Les soldats de l’ancien régime, une fois sous les drapeaux, ne touchaient pas le quart de leurs prédécesseurs du moyen âge, à peine la moitié de leurs devanciers au milieu du XVIe siècle. Le simple fusilier, outre le « pain du roi » en nature, ne recevait alors en argent qu’une indemnité annuelle de 125 fr. ; le grenadier et le cavalier français avaient 150 fr. Seul le fantassin de régiment étranger, mieux traité, avait 400 fr.

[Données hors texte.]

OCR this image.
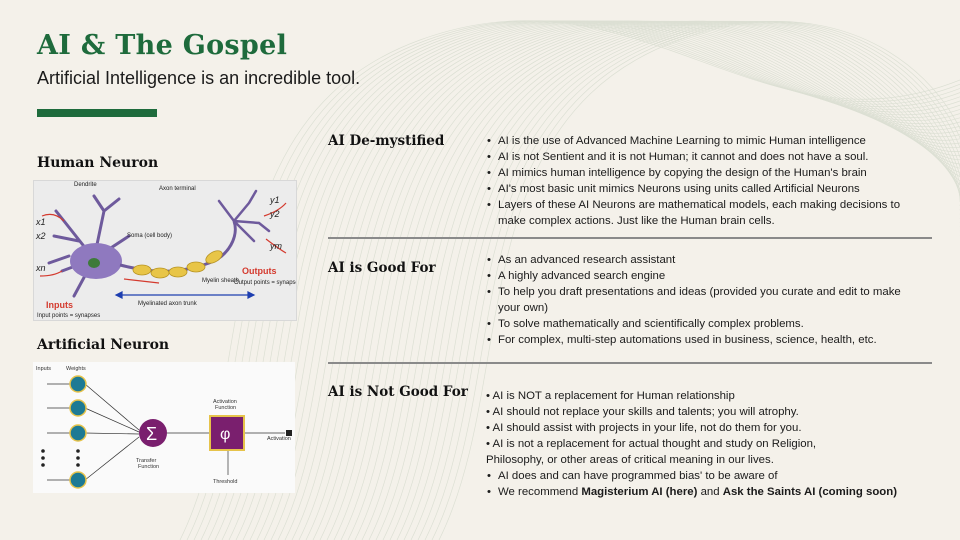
AI & The Gospel
Artificial Intelligence is an incredible tool.
Human Neuron
Dendrite
Axon terminal
Soma (cell body)
Myelin sheath
Myelinated axon trunk
Input points = synapses
Output points = synapses
x1
x2
xn
y1
y2
ym
Inputs
Outputs
Artificial Neuron
Inputs	Weights
Transfer
Function
Activation
Function
Threshold
Activation
Σ	φ
AI De-mystified	• AI is the use of Advanced Machine Learning to mimic Human intelligence
• AI is not Sentient and it is not Human; it cannot and does not have a soul.
• AI mimics human intelligence by copying the design of the Human's brain
• AI's most basic unit mimics Neurons using units called Artificial Neurons
• Layers of these AI Neurons are mathematical models, each making decisions to make complex actions. Just like the Human brain cells.
AI is Good For	• As an advanced research assistant
• A highly advanced search engine
• To help you draft presentations and ideas (provided you curate and edit to make your own)
• To solve mathematically and scientifically complex problems.
• For complex, multi-step automations used in business, science, health, etc.
AI is Not Good For • AI is NOT a replacement for Human relationship
• AI should not replace your skills and talents; you will atrophy.
• AI should assist with projects in your life, not do them for you.
• AI is not a replacement for actual thought and study on Religion,
Philosophy, or other areas of critical meaning in our lives.
• AI does and can have programmed bias' to be aware of
• We recommend Magisterium AI (here) and Ask the Saints AI (coming soon)
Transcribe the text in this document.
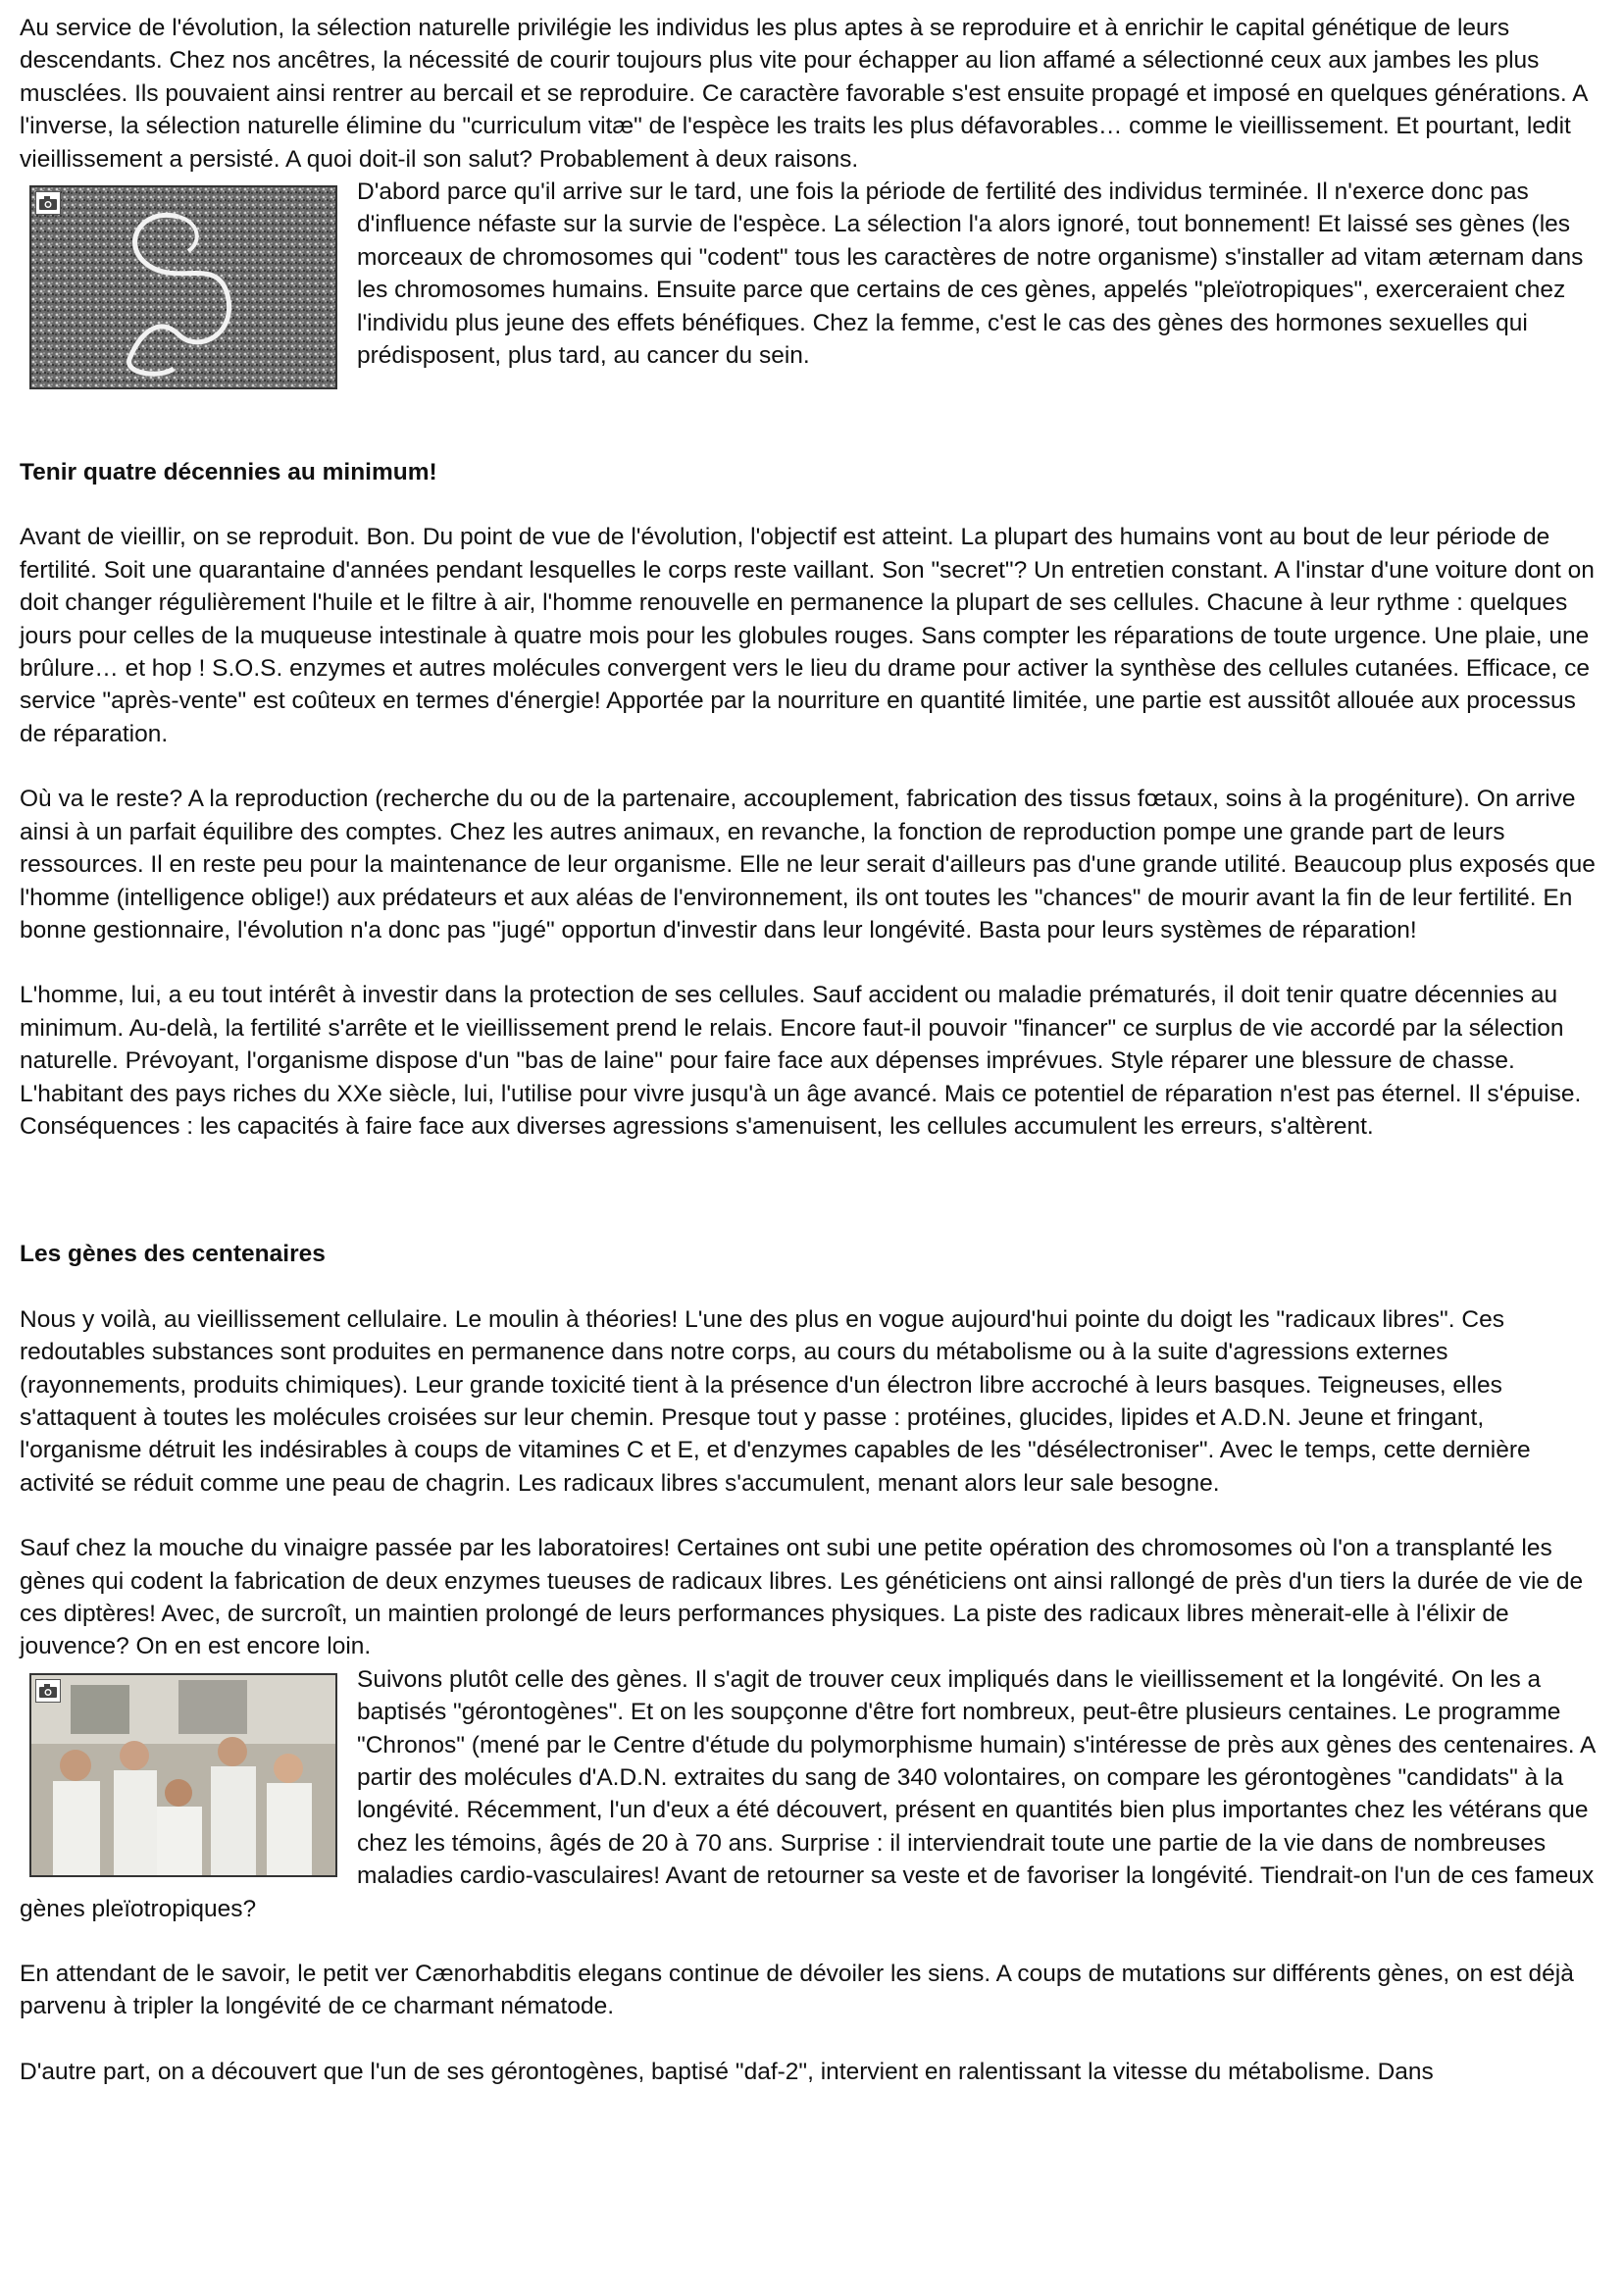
Au service de l'évolution, la sélection naturelle privilégie les individus les plus aptes à se reproduire et à enrichir le capital génétique de leurs descendants. Chez nos ancêtres, la nécessité de courir toujours plus vite pour échapper au lion affamé a sélectionné ceux aux jambes les plus musclées. Ils pouvaient ainsi rentrer au bercail et se reproduire. Ce caractère favorable s'est ensuite propagé et imposé en quelques générations. A l'inverse, la sélection naturelle élimine du "curriculum vitæ" de l'espèce les traits les plus défavorables… comme le vieillissement. Et pourtant, ledit vieillissement a persisté. A quoi doit-il son salut? Probablement à deux raisons.

D'abord parce qu'il arrive sur le tard, une fois la période de fertilité des individus terminée. Il n'exerce donc pas d'influence néfaste sur la survie de l'espèce. La sélection l'a alors ignoré, tout bonnement! Et laissé ses gènes (les morceaux de chromosomes qui "codent" tous les caractères de notre organisme) s'installer ad vitam æternam dans les chromosomes humains. Ensuite parce que certains de ces gènes, appelés "pleïotropiques", exerceraient chez l'individu plus jeune des effets bénéfiques. Chez la femme, c'est le cas des gènes des hormones sexuelles qui prédisposent, plus tard, au cancer du sein.

Tenir quatre décennies au minimum!

Avant de vieillir, on se reproduit. Bon. Du point de vue de l'évolution, l'objectif est atteint. La plupart des humains vont au bout de leur période de fertilité. Soit une quarantaine d'années pendant lesquelles le corps reste vaillant. Son "secret"? Un entretien constant. A l'instar d'une voiture dont on doit changer régulièrement l'huile et le filtre à air, l'homme renouvelle en permanence la plupart de ses cellules. Chacune à leur rythme : quelques jours pour celles de la muqueuse intestinale à quatre mois pour les globules rouges. Sans compter les réparations de toute urgence. Une plaie, une brûlure… et hop ! S.O.S. enzymes et autres molécules convergent vers le lieu du drame pour activer la synthèse des cellules cutanées. Efficace, ce service "après-vente" est coûteux en termes d'énergie! Apportée par la nourriture en quantité limitée, une partie est aussitôt allouée aux processus de réparation.

Où va le reste? A la reproduction (recherche du ou de la partenaire, accouplement, fabrication des tissus fœtaux, soins à la progéniture). On arrive ainsi à un parfait équilibre des comptes. Chez les autres animaux, en revanche, la fonction de reproduction pompe une grande part de leurs ressources. Il en reste peu pour la maintenance de leur organisme. Elle ne leur serait d'ailleurs pas d'une grande utilité. Beaucoup plus exposés que l'homme (intelligence oblige!) aux prédateurs et aux aléas de l'environnement, ils ont toutes les "chances" de mourir avant la fin de leur fertilité. En bonne gestionnaire, l'évolution n'a donc pas "jugé" opportun d'investir dans leur longévité. Basta pour leurs systèmes de réparation!

L'homme, lui, a eu tout intérêt à investir dans la protection de ses cellules. Sauf accident ou maladie prématurés, il doit tenir quatre décennies au minimum. Au-delà, la fertilité s'arrête et le vieillissement prend le relais. Encore faut-il pouvoir "financer" ce surplus de vie accordé par la sélection naturelle. Prévoyant, l'organisme dispose d'un "bas de laine" pour faire face aux dépenses imprévues. Style réparer une blessure de chasse. L'habitant des pays riches du XXe siècle, lui, l'utilise pour vivre jusqu'à un âge avancé. Mais ce potentiel de réparation n'est pas éternel. Il s'épuise. Conséquences : les capacités à faire face aux diverses agressions s'amenuisent, les cellules accumulent les erreurs, s'altèrent.

Les gènes des centenaires

Nous y voilà, au vieillissement cellulaire. Le moulin à théories! L'une des plus en vogue aujourd'hui pointe du doigt les "radicaux libres". Ces redoutables substances sont produites en permanence dans notre corps, au cours du métabolisme ou à la suite d'agressions externes (rayonnements, produits chimiques). Leur grande toxicité tient à la présence d'un électron libre accroché à leurs basques. Teigneuses, elles s'attaquent à toutes les molécules croisées sur leur chemin. Presque tout y passe : protéines, glucides, lipides et A.D.N. Jeune et fringant, l'organisme détruit les indésirables à coups de vitamines C et E, et d'enzymes capables de les "désélectroniser". Avec le temps, cette dernière activité se réduit comme une peau de chagrin. Les radicaux libres s'accumulent, menant alors leur sale besogne.

Sauf chez la mouche du vinaigre passée par les laboratoires! Certaines ont subi une petite opération des chromosomes où l'on a transplanté les gènes qui codent la fabrication de deux enzymes tueuses de radicaux libres. Les généticiens ont ainsi rallongé de près d'un tiers la durée de vie de ces diptères! Avec, de surcroît, un maintien prolongé de leurs performances physiques. La piste des radicaux libres mènerait-elle à l'élixir de jouvence? On en est encore loin.

Suivons plutôt celle des gènes. Il s'agit de trouver ceux impliqués dans le vieillissement et la longévité. On les a baptisés "gérontogènes". Et on les soupçonne d'être fort nombreux, peut-être plusieurs centaines. Le programme "Chronos" (mené par le Centre d'étude du polymorphisme humain) s'intéresse de près aux gènes des centenaires. A partir des molécules d'A.D.N. extraites du sang de 340 volontaires, on compare les gérontogènes "candidats" à la longévité. Récemment, l'un d'eux a été découvert, présent en quantités bien plus importantes chez les vétérans que chez les témoins, âgés de 20 à 70 ans. Surprise : il interviendrait toute une partie de la vie dans de nombreuses maladies cardio-vasculaires! Avant de retourner sa veste et de favoriser la longévité. Tiendrait-on l'un de ces fameux gènes pleïotropiques?

En attendant de le savoir, le petit ver Cænorhabditis elegans continue de dévoiler les siens. A coups de mutations sur différents gènes, on est déjà parvenu à tripler la longévité de ce charmant nématode.

D'autre part, on a découvert que l'un de ses gérontogènes, baptisé "daf-2", intervient en ralentissant la vitesse du métabolisme. Dans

Entre l’homme de pied et l’homme de cheval la distance n’était plus au XVIIIe siècle aussi tranchée que sous Louis XIII (1639) où la solde de 22.000 cavaliers coûtait 400.000 fr. de plus par mois que celle de 125.000 fantassins ; mais, entre les officiers des différens corps, la démarcation demeurait profonde au point de vue des appointemens : un lieutenant de mineurs — ou du génie — touchait autant qu’un colonel d’artillerie. Le capitaine du régiment de cavalerie Royal-Allemand touchait sept fois plus que le capitaine de fusiliers. Le mestre-de-camp de cavalerie ordinaire avait le double du colonel d’infanterie. Sauf les armes spéciales, d’un effectif insignifiant et un petit nombre de régimens étrangers, la masse des officiers qui composaient l’armée française n’avaient alors qu’un traitement médiocre ; surtout si l’on songe qu’ils avaient payé leur grade assez cher. C’est même là ce qui rend les comparaisons difficiles, avec notre époque.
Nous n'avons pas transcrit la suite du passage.